Health

Visit your health professional at least 4 to 6 weeks before your trip to check whether you need any vaccinations or other preventive measures.

Check the latest country-specific information and advice from the National Travel Health Network and Centre (NaTHNaC) on the TravelHealthPro website or from NHS (Scotland) on the fitfortravel website. Useful information and advice about healthcare abroad is also available on the NHS Choices website.

Medical facilities in Uganda are limited especially outside Kampala. Medical help at the scene of an accident is likely to be limited. In the case of serious accident or illness, evacuation by air ambulance may be required. Make sure you have adequate travel health insurance and accessible funds to cover the cost of any medical treatment abroad and repatriation.

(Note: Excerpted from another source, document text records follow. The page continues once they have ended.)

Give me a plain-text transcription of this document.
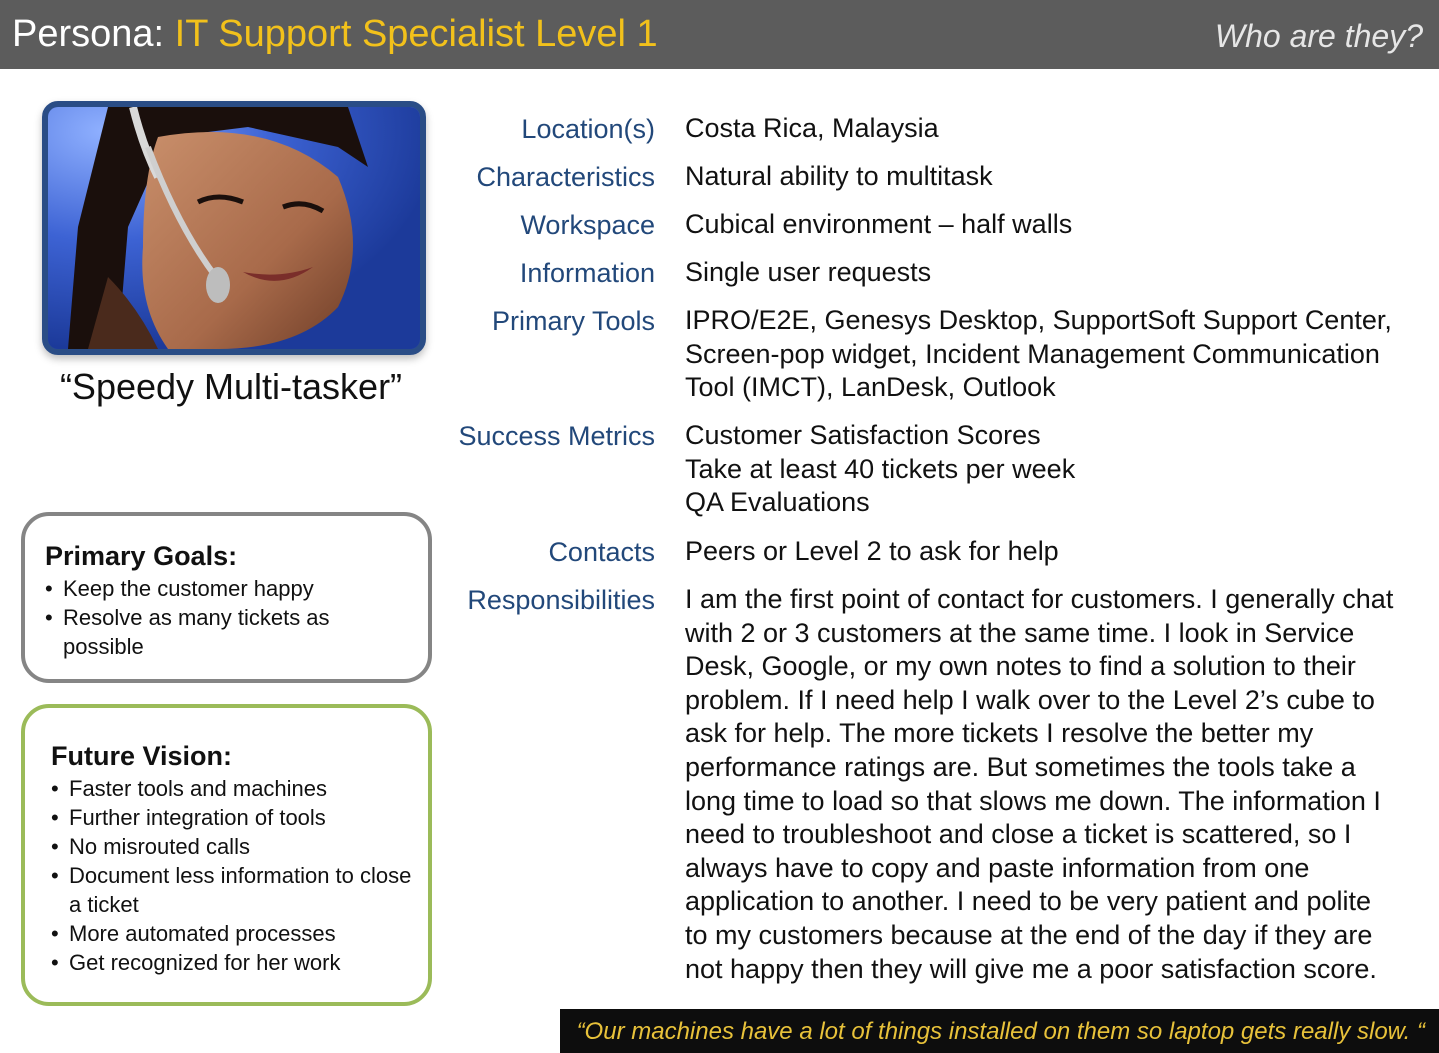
Persona: IT Support Specialist Level 1	Who are they?
“Speedy Multi-tasker”
Primary Goals:
• Keep the customer happy
• Resolve as many tickets as possible
Future Vision:
• Faster tools and machines
• Further integration of tools
• No misrouted calls
• Document less information to close a ticket
• More automated processes
• Get recognized for her work
Location(s) Costa Rica, Malaysia
Characteristics Natural ability to multitask
Workspace Cubical environment – half walls
Information Single user requests
Primary Tools IPRO/E2E, Genesys Desktop, SupportSoft Support Center,
Screen-pop widget, Incident Management Communication
Tool (IMCT), LanDesk, Outlook
Success Metrics Customer Satisfaction Scores
Take at least 40 tickets per week
QA Evaluations
Contacts Peers or Level 2 to ask for help
Responsibilities I am the first point of contact for customers. I generally chat
with 2 or 3 customers at the same time. I look in Service
Desk, Google, or my own notes to find a solution to their
problem. If I need help I walk over to the Level 2’s cube to
ask for help. The more tickets I resolve the better my
performance ratings are. But sometimes the tools take a
long time to load so that slows me down. The information I
need to troubleshoot and close a ticket is scattered, so I
always have to copy and paste information from one
application to another. I need to be very patient and polite
to my customers because at the end of the day if they are
not happy then they will give me a poor satisfaction score.
“Our machines have a lot of things installed on them so laptop gets really slow. “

Malaria and Schistosomiasis (bilharzia) are common in Uganda. You should follow the health advice issued by the National Travel Health Network and Centre

UK health authorities have classified Uganda as having a risk of Zika virus transmission. For information and advice about the risks associated with Zika virus, visit the National Travel Health Network and Centre website

On 1 August 2018, an outbreak of Ebola was declared in eastern Democratic Republic of Congo. Ugandan authorities have put in place additional screening measures at Entebbe airport and the districts of Kasese, Hoima, Ntoroko, Kanungu, Bundibugyo Kisoro and Kabarole in western and south-western Uganda which border North Kivu and Ituri provinces. The latest updates can be found on the WHO’s website.

Only use boiled or bottled water, and avoid ice in drinks. Don’t eat food prepared by unlicensed vendors or where you have concerns about kitchen hygiene.

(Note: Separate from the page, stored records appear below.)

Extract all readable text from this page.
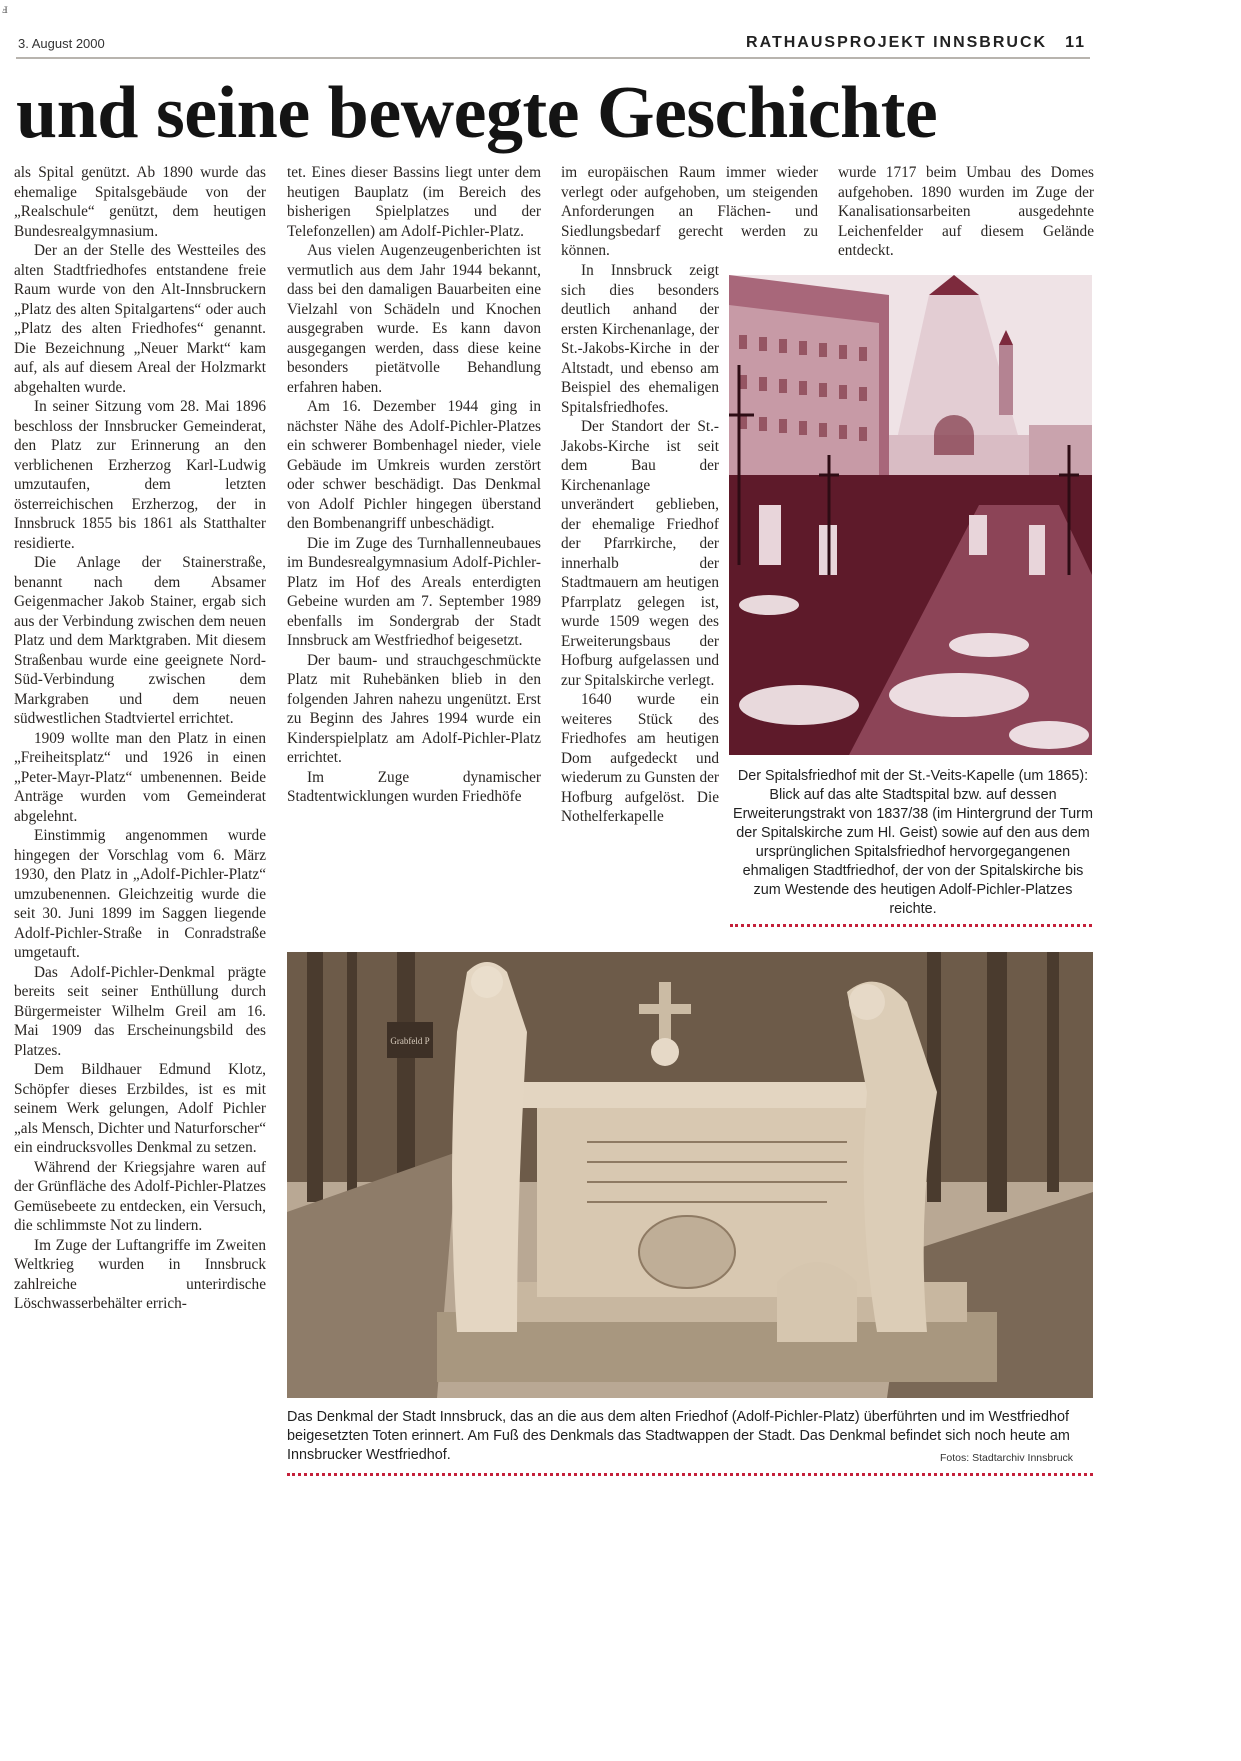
ⅎ
3. August 2000	RATHAUSPROJEKT INNSBRUCK 11
und seine bewegte Geschichte

als Spital genützt. Ab 1890 wurde das ehemalige Spitalsgebäude von der „Realschule“ genützt, dem heutigen Bundesrealgymnasium.

Der an der Stelle des Westteiles des alten Stadtfriedhofes entstandene freie Raum wurde von den Alt-Innsbruckern „Platz des alten Spitalgartens“ oder auch „Platz des alten Friedhofes“ genannt. Die Bezeichnung „Neuer Markt“ kam auf, als auf diesem Areal der Holzmarkt abgehalten wurde.

In seiner Sitzung vom 28. Mai 1896 beschloss der Innsbrucker Gemeinderat, den Platz zur Erinnerung an den verblichenen Erzherzog Karl-Ludwig umzutaufen, dem letzten österreichischen Erzherzog, der in Innsbruck 1855 bis 1861 als Statthalter residierte.

Die Anlage der Stainerstraße, benannt nach dem Absamer Geigenmacher Jakob Stainer, ergab sich aus der Verbindung zwischen dem neuen Platz und dem Marktgraben. Mit diesem Straßenbau wurde eine geeignete Nord-Süd-Verbindung zwischen dem Markgraben und dem neuen südwestlichen Stadtviertel errichtet.

1909 wollte man den Platz in einen „Freiheitsplatz“ und 1926 in einen „Peter-Mayr-Platz“ umbenennen. Beide Anträge wurden vom Gemeinderat abgelehnt.

Einstimmig angenommen wurde hingegen der Vorschlag vom 6. März 1930, den Platz in „Adolf-Pichler-Platz“ umzubenennen. Gleichzeitig wurde die seit 30. Juni 1899 im Saggen liegende Adolf-Pichler-Straße in Conradstraße umgetauft.

Das Adolf-Pichler-Denkmal prägte bereits seit seiner Enthüllung durch Bürgermeister Wilhelm Greil am 16. Mai 1909 das Erscheinungsbild des Platzes.

Dem Bildhauer Edmund Klotz, Schöpfer dieses Erzbildes, ist es mit seinem Werk gelungen, Adolf Pichler „als Mensch, Dichter und Naturforscher“ ein eindrucksvolles Denkmal zu setzen.

Während der Kriegsjahre waren auf der Grünfläche des Adolf-Pichler-Platzes Gemüsebeete zu entdecken, ein Versuch, die schlimmste Not zu lindern.

Im Zuge der Luftangriffe im Zweiten Weltkrieg wurden in Innsbruck zahlreiche unterirdische Löschwasserbehälter errich-

tet. Eines dieser Bassins liegt unter dem heutigen Bauplatz (im Bereich des bisherigen Spielplatzes und der Telefonzellen) am Adolf-Pichler-Platz.

Aus vielen Augenzeugenberichten ist vermutlich aus dem Jahr 1944 bekannt, dass bei den damaligen Bauarbeiten eine Vielzahl von Schädeln und Knochen ausgegraben wurde. Es kann davon ausgegangen werden, dass diese keine besonders pietätvolle Behandlung erfahren haben.

Am 16. Dezember 1944 ging in nächster Nähe des Adolf-Pichler-Platzes ein schwerer Bombenhagel nieder, viele Gebäude im Umkreis wurden zerstört oder schwer beschädigt. Das Denkmal von Adolf Pichler hingegen überstand den Bombenangriff unbeschädigt.

Die im Zuge des Turnhallenneubaues im Bundesrealgymnasium Adolf-Pichler-Platz im Hof des Areals enterdigten Gebeine wurden am 7. September 1989 ebenfalls im Sondergrab der Stadt Innsbruck am Westfriedhof beigesetzt.

Der baum- und strauchgeschmückte Platz mit Ruhebänken blieb in den folgenden Jahren nahezu ungenützt. Erst zu Beginn des Jahres 1994 wurde ein Kinderspielplatz am Adolf-Pichler-Platz errichtet.

Im Zuge dynamischer Stadtentwicklungen wurden Friedhöfe

im europäischen Raum immer wieder verlegt oder aufgehoben, um steigenden Anforderungen an Flächen- und Siedlungsbedarf gerecht werden zu können.

In Innsbruck zeigt sich dies besonders deutlich anhand der ersten Kirchenanlage, der St.-Jakobs-Kirche in der Altstadt, und ebenso am Beispiel des ehemaligen Spitalsfriedhofes.

Der Standort der St.-Jakobs-Kirche ist seit dem Bau der Kirchenanlage unverändert geblieben, der ehemalige Friedhof der Pfarrkirche, der innerhalb der Stadtmauern am heutigen Pfarrplatz gelegen ist, wurde 1509 wegen des Erweiterungsbaus der Hofburg aufgelassen und zur Spitalskirche verlegt.

1640 wurde ein weiteres Stück des Friedhofes am heutigen Dom aufgedeckt und wiederum zu Gunsten der Hofburg aufgelöst. Die Nothelferkapelle

wurde 1717 beim Umbau des Domes aufgehoben. 1890 wurden im Zuge der Kanalisationsarbeiten ausgedehnte Leichenfelder auf diesem Gelände entdeckt.

Der Spitalsfriedhof mit der St.-Veits-Kapelle (um 1865): Blick auf das alte Stadtspital bzw. auf dessen Erweiterungstrakt von 1837/38 (im Hintergrund der Turm der Spitalskirche zum Hl. Geist) sowie auf den aus dem ursprünglichen Spitalsfriedhof hervorgegangenen ehmaligen Stadtfriedhof, der von der Spitalskirche bis zum Westende des heutigen Adolf-Pichler-Platzes reichte.
Grabfeld P
Das Denkmal der Stadt Innsbruck, das an die aus dem alten Friedhof (Adolf-Pichler-Platz) überführten und im Westfriedhof beigesetzten Toten erinnert. Am Fuß des Denkmals das Stadtwappen der Stadt. Das Denkmal befindet sich noch heute am Innsbrucker Westfriedhof.	Fotos: Stadtarchiv Innsbruck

Particularly for longer periods of residence in Uganda, it’s good practice to keep spare basic provisions (eg, drinking water and non-perishable foods) at your accommodation, as there can be supply problems from time to time.

In the 2016 Report on the Global AIDS Epidemic the UNAIDS/WHO Working Group estimated that around 1,300,000 adults aged 15 or over in Uganda were living with HIV. You should exercise normal precautions to avoid exposure to HIV/AIDS.

If you need emergency medical assistance during your trip, dial 999 and ask for an ambulance. You should contact your insurance/medical assistance company promptly if you are referred to a medical facility for treatment.